The A2 plane, designed by engineering company Reaction Engines based in Oxfordshire, southern England, could carry 300 passengers at a top speed of almost 4,000 mph (6,400 kmh), five times the speed of sound, engineers who designed the hypersonic jet said on Tuesday, Feb. 5.
Part of an EU project to expand the boundaries of air travel and partially funded by the European Space Agency, the LAPCAT (Long-Term Advanced Propulsion Concepts and Technologies) project could see the plane operating within 25 years, the firm's boss Alan Bond told the Guardian newspaper.
"The A2 is designed to leave Brussels international airport, fly quietly and subsonically out into the north Atlantic at mach 0.9 before reaching mach 5 across the North Pole and heading over the Pacific to Australia," he said.
The plane, which at 143 meters (469 feet) long would be about twice the size of the biggest current jets, could fly non-stop for up to 12,500 miles (20,000 km). It would be lighter than current intercontinental planes and designed to operate on liquid hydrogen, which is seen as more ecologically friendly than the carbon emitted by today's planes.
"[The A2] produces only water vapor and a little bit of nitrous oxide as exhaust," Richard Varvill, technical director of Reaction Engines. "And although a hypersonic jet loaded with liquid hydrogen might sound dangerous, hydrogen fuel is actually no more explosive than normal jet fuel."
Like carbon dioxide, both water vapor and nitrous oxide contribute to climate change and the greenhouse effect.
Passengers would, however, have to live without a view of passing over the North Pole and Pacific as heat produced by the jet's high speed makes windows impracticable. Flat screen monitors instead would substitute for an actual look outside the jet.

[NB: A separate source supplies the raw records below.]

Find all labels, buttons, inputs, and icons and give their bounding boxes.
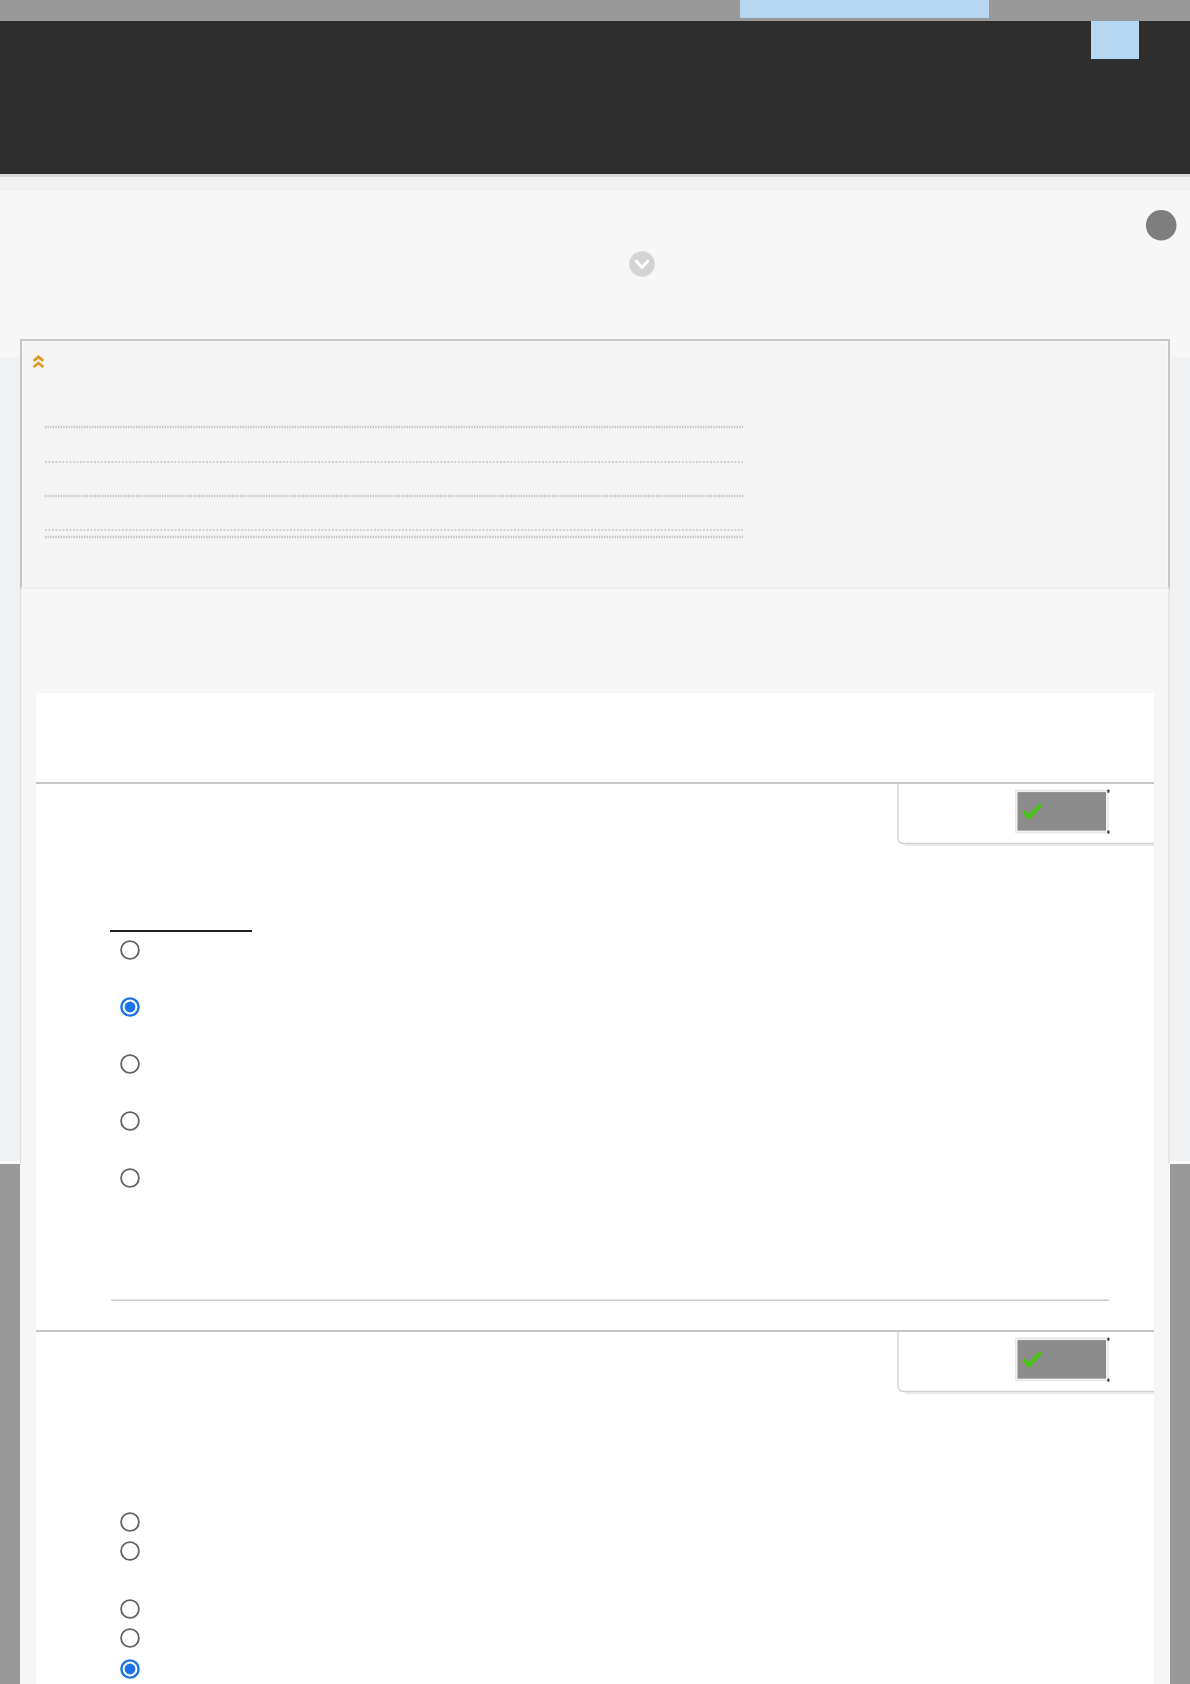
button[interactable]: Answer option <box>119 1598 141 1620</box>
button[interactable]: Answer option <box>119 939 141 961</box>
button[interactable]: Answer option <box>119 1167 141 1189</box>
button[interactable]: Answer option <box>119 996 141 1018</box>
button[interactable]: Answer option <box>119 1110 141 1132</box>
button[interactable]: Check answer <box>1015 789 1109 834</box>
button[interactable]: Answer option <box>119 1540 141 1562</box>
button[interactable]: Account <box>1145 209 1177 241</box>
button[interactable]: Answer option <box>119 1658 141 1680</box>
button[interactable]: Answer option <box>119 1511 141 1533</box>
button[interactable]: Check answer <box>1015 1337 1109 1382</box>
button[interactable]: Answer option <box>119 1053 141 1075</box>
button[interactable]: Answer option <box>119 1627 141 1649</box>
button[interactable]: Collapse section <box>28 350 50 372</box>
button[interactable]: Expand section <box>629 251 655 277</box>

Bond said he could imagine about 10 percent of air travel taking place on hypersonic jets by 2033. The noise associated with supersonic speeds would prevent the jet from flying over heavily populated areas, though the A2 could fly from Europe to California, across the Atlantic hypersonically then slow down at the US coast.
Fares for the four-hour and 40-miute flight to Australia would be comparable with current first-class tickets on standard flights, of around 3,500 pounds (4,700 euros), researchers said. Flights from Europe to Australia now take about 22 hours.
"It sounds incredible by today's standards but I don't see why future generations can't make day trips to Australasia," he said. "Our work shows that it is possible technically; now it's up to the world to decide if it wants it."